Main Screen |
I tested the GhostBSD live DVD, installation, and post-install session in VirtualBox in Linux Mint 10 "Julia" GNOME with 1024 MB of RAM allocated to the guest OS and an available 10 GB virtual hard drive. Follow the jump to see what it's like.
I booted the live DVD in the virtual environment and chose the default boot option at the boot menu. After a bit of loading time, replete with a wall of scrolling text, I was taken to the GhostBSD desktop.
AbiWord + Nautilus |
Mozilla Firefox at version 3.6 is the default web browser. Unfortunately, proprietary multimedia codecs like Adobe Flash are not included out-of-the-box. My first trip was to the package manager. Although this was a live session, the package manager required authentication to run, and I didn't know the root password for the live session. I searched on the GhostBSD forums and elsewhere online to find the live passwords for version 2.0 to no avail. Then, I saw a different GhostBSD forum post about how to install Adobe Flash 10 from the FreeBSD Ports in the terminal. The commands seemed simple enough, so I copied and pasted them, only to hit upon a weird error message; as it turns out, the Ports tree for Adobe Flash wasn't enabled, so I would have to add it myself, though I didn't know it at that time. I set aside the issue for later.
The rest of the application list is not very long at all. AbiWord and Gnumeric are present, along with other standard GNOME utilities as well as Mozilla Thunderbird. There aren't really many other extra programs included. If it wasn't for the presence of the installer, my time with GhostBSD would have ended here; thankfully, I was able to install GhostBSD onto the virtual hard drive.
Installer |
After that, I was booted into the installed system, which looked just like the live session — no surprises there. I wanted to see if Adobe Flash (or any other not-already-installed program, for that matter) could be installed, and because I hadn't entered any root password during the installation process, I thought I could open the package manager and get away without typing any password. That's a reasonable expectation, I think. Well, not really — once again, the package manager shut me out with an authentication error. Just to be sure, I typed in the regular user's password; that didn't work either.
I checked out the FreeBSD documentation on how to change the root password and followed the instructions to restart the virtual machine, boot in single-user mode, use "passwd" to change the root password, and then restart. I did all that, and it seemed to work fine. After restarting, though, I tried typing the new root password into the authentication box for the package manager, and that didn't work.

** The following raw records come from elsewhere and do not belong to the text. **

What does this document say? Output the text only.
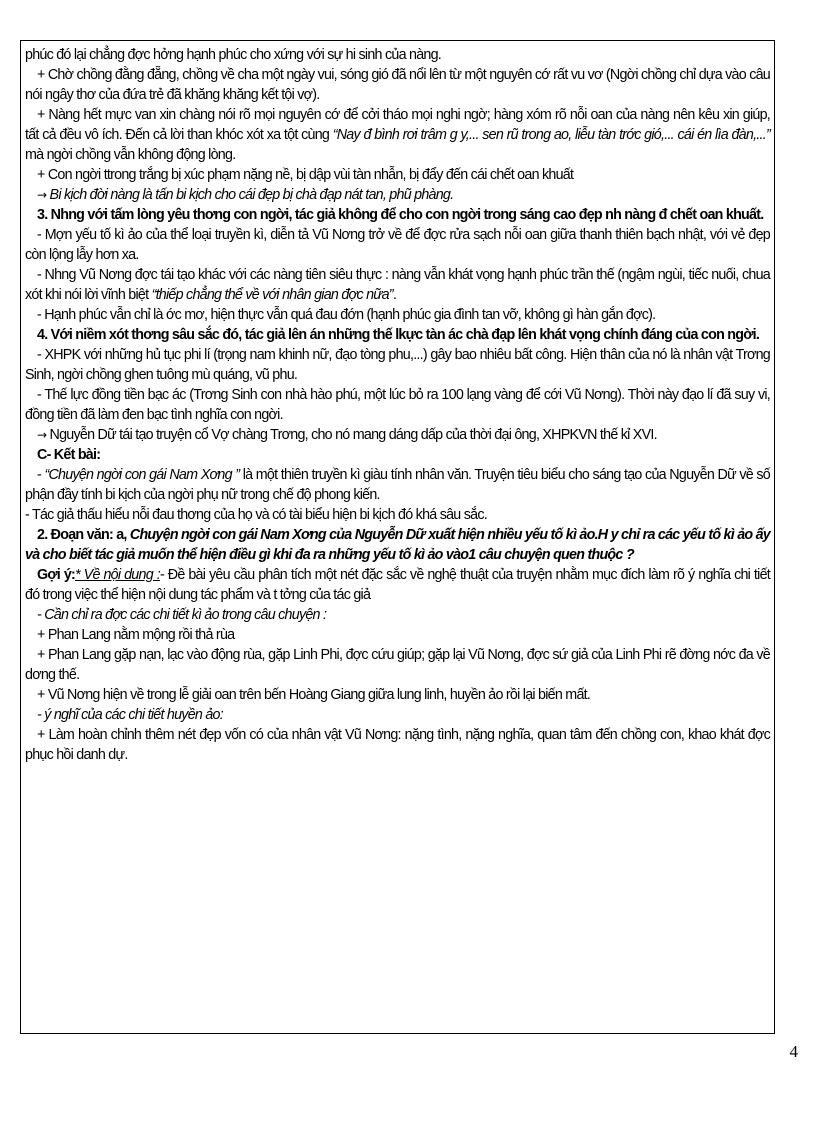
phúc đó lại chẳng đợc hởng hạnh phúc cho xứng với sự hi sinh của nàng.

+ Chờ chồng đằng đẵng, chồng về cha một ngày vui, sóng gió đã nổi lên từ một nguyên cớ rất vu vơ (Ngời chồng chỉ dựa vào câu nói ngây thơ của đứa trẻ đã khăng khăng kết tội vợ).

+ Nàng hết mực van xin chàng nói rõ mọi nguyên cớ để cởi tháo mọi nghi ngờ; hàng xóm rõ nỗi oan của nàng nên kêu xin giúp, tất cả đều vô ích. Đến cả lời than khóc xót xa tột cùng “Nay đ bình rơi trâm g y,... sen rũ trong ao, liễu tàn trớc gió,... cái én lìa đàn,...” mà ngời chồng vẫn không động lòng.

+ Con ngời ttrong trắng bị xúc phạm nặng nề, bị dập vùi tàn nhẫn, bị đẩy đến cái chết oan khuất

→ Bi kịch đời nàng là tấn bi kịch cho cái đẹp bị chà đạp nát tan, phũ phàng.

3. Nhng với tấm lòng yêu thơng con ngời, tác giả không để cho con ngời trong sáng cao đẹp nh nàng đ chết oan khuất.

- Mợn yếu tố kì ảo của thể loại truyền kì, diễn tả Vũ Nơng trở về để đợc rửa sạch nỗi oan giữa thanh thiên bạch nhật, với vẻ đẹp còn lộng lẫy hơn xa.

- Nhng Vũ Nơng đợc tái tạo khác với các nàng tiên siêu thực : nàng vẫn khát vọng hạnh phúc trần thế (ngậm ngùi, tiếc nuối, chua xót khi nói lời vĩnh biệt “thiếp chẳng thể về với nhân gian đợc nữa”.

- Hạnh phúc vẫn chỉ là ớc mơ, hiện thực vẫn quá đau đớn (hạnh phúc gia đình tan vỡ, không gì hàn gắn đợc).

4. Với niềm xót thơng sâu sắc đó, tác giả lên án những thế lkực tàn ác chà đạp lên khát vọng chính đáng của con ngời.

- XHPK với những hủ tục phi lí (trọng nam khinh nữ, đạo tòng phu,...) gây bao nhiêu bất công. Hiện thân của nó là nhân vật Trơng Sinh, ngời chồng ghen tuông mù quáng, vũ phu.

- Thế lực đồng tiền bạc ác (Trơng Sinh con nhà hào phú, một lúc bỏ ra 100 lạng vàng để cới Vũ Nơng). Thời này đạo lí đã suy vi, đồng tiền đã làm đen bạc tình nghĩa con ngời.

→ Nguyễn Dữ tái tạo truyện cổ Vợ chàng Trơng, cho nó mang dáng dấp của thời đại ông, XHPKVN thế kỉ XVI.

C- Kết bài:

- “Chuyện ngời con gái Nam Xơng ” là một thiên truyền kì giàu tính nhân văn. Truyện tiêu biểu cho sáng tạo của Nguyễn Dữ về số phận đầy tính bi kịch của ngời phụ nữ trong chế độ phong kiến.

- Tác giả thấu hiểu nỗi đau thơng của họ và có tài biểu hiện bi kịch đó khá sâu sắc.

2. Đoạn văn: a, Chuyện ngời con gái Nam Xơng của Nguyễn Dữ xuất hiện nhiều yếu tố kì ảo.H y chỉ ra các yếu tố kì ảo ấy và cho biết tác giả muốn thể hiện điều gì khi đa ra những yếu tố kì ảo vào1 câu chuyện quen thuộc ?

Gợi ý:* Về nội dung :- Đề bài yêu cầu phân tích một nét đặc sắc về nghệ thuật của truyện nhằm mục đích làm rõ ý nghĩa chi tiết đó trong việc thể hiện nội dung tác phẩm và t tởng của tác giả

- Cần chỉ ra đợc các chi tiết kì ảo trong câu chuyện :

+ Phan Lang nằm mộng rồi thả rùa

+ Phan Lang gặp nạn, lạc vào động rùa, gặp Linh Phi, đợc cứu giúp; gặp lại Vũ Nơng, đợc sứ giả của Linh Phi rẽ đờng nớc đa về dơng thế.

+ Vũ Nơng hiện về trong lễ giải oan trên bến Hoàng Giang giữa lung linh, huyền ảo rồi lại biến mất.

- ý nghĩ của các chi tiết huyền ảo:

+ Làm hoàn chỉnh thêm nét đẹp vốn có của nhân vật Vũ Nơng: nặng tình, nặng nghĩa, quan tâm đến chồng con, khao khát đợc phục hồi danh dự.

4
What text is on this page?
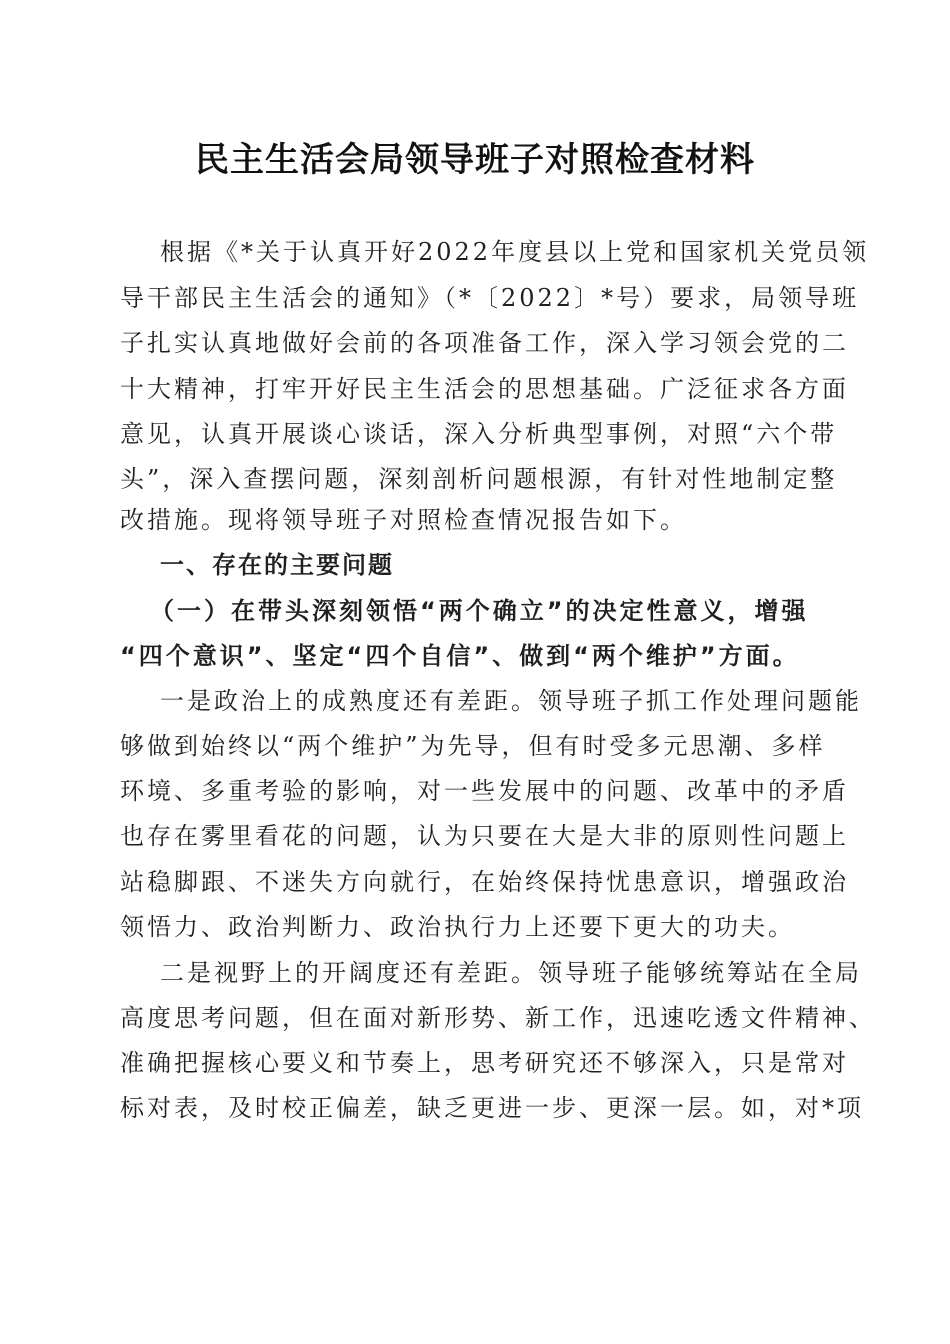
民主生活会局领导班子对照检查材料
根据《*关于认真开好2022年度县以上党和国家机关党员领
导干部民主生活会的通知》（*〔2022〕*号）要求，局领导班
子扎实认真地做好会前的各项准备工作，深入学习领会党的二
十大精神，打牢开好民主生活会的思想基础。广泛征求各方面
意见，认真开展谈心谈话，深入分析典型事例，对照“六个带
头”，深入查摆问题，深刻剖析问题根源，有针对性地制定整
改措施。现将领导班子对照检查情况报告如下。
一、存在的主要问题
（一）在带头深刻领悟“两个确立”的决定性意义，增强
“四个意识”、坚定“四个自信”、做到“两个维护”方面。
一是政治上的成熟度还有差距。领导班子抓工作处理问题能
够做到始终以“两个维护”为先导，但有时受多元思潮、多样
环境、多重考验的影响，对一些发展中的问题、改革中的矛盾
也存在雾里看花的问题，认为只要在大是大非的原则性问题上
站稳脚跟、不迷失方向就行，在始终保持忧患意识，增强政治
领悟力、政治判断力、政治执行力上还要下更大的功夫。
二是视野上的开阔度还有差距。领导班子能够统筹站在全局
高度思考问题，但在面对新形势、新工作，迅速吃透文件精神、
准确把握核心要义和节奏上，思考研究还不够深入，只是常对
标对表，及时校正偏差，缺乏更进一步、更深一层。如，对*项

Here, I opened a terminal, typed "su" (which interestingly enough did not prompt me for any password), and then typed the exact command to open that package manager as root. That successfully opened the package manager, but unfortunately the FreeBSD repositories didn't load, so I could only see already-installed packages. That aside, the package manager looks and feels a lot like PackageKit; it's user-friendly enough, though of course there are friendlier ones like the Linux Mint Software Manager and the Ubuntu Software Center.
Package Manager |
Other than all that, GhostBSD never crashed and remained stable throughout, in true FreeBSD fashion.
I think that although it has a lot of potential and works mostly well, for a distribution that aims to eventually be as user-friendly as Ubuntu, GhostBSD still needs a lot of work, especially regarding authentication issues. The installed root password issue was of course of my own making, so I'm only holding that against myself. The issues with the Ports tree and FreeBSD repositories were of course issues with FreeBSD at the time I tested it and not with GhostBSD specifically, but these events nonetheless soured the overall experience. Hopefully if and when I test GhostBSD 3.0, it'll have improved a lot. I wouldn't recommend it for anyone but fans of both BSD and GNOME, but I think I'll keep an eye on how this distribution develops.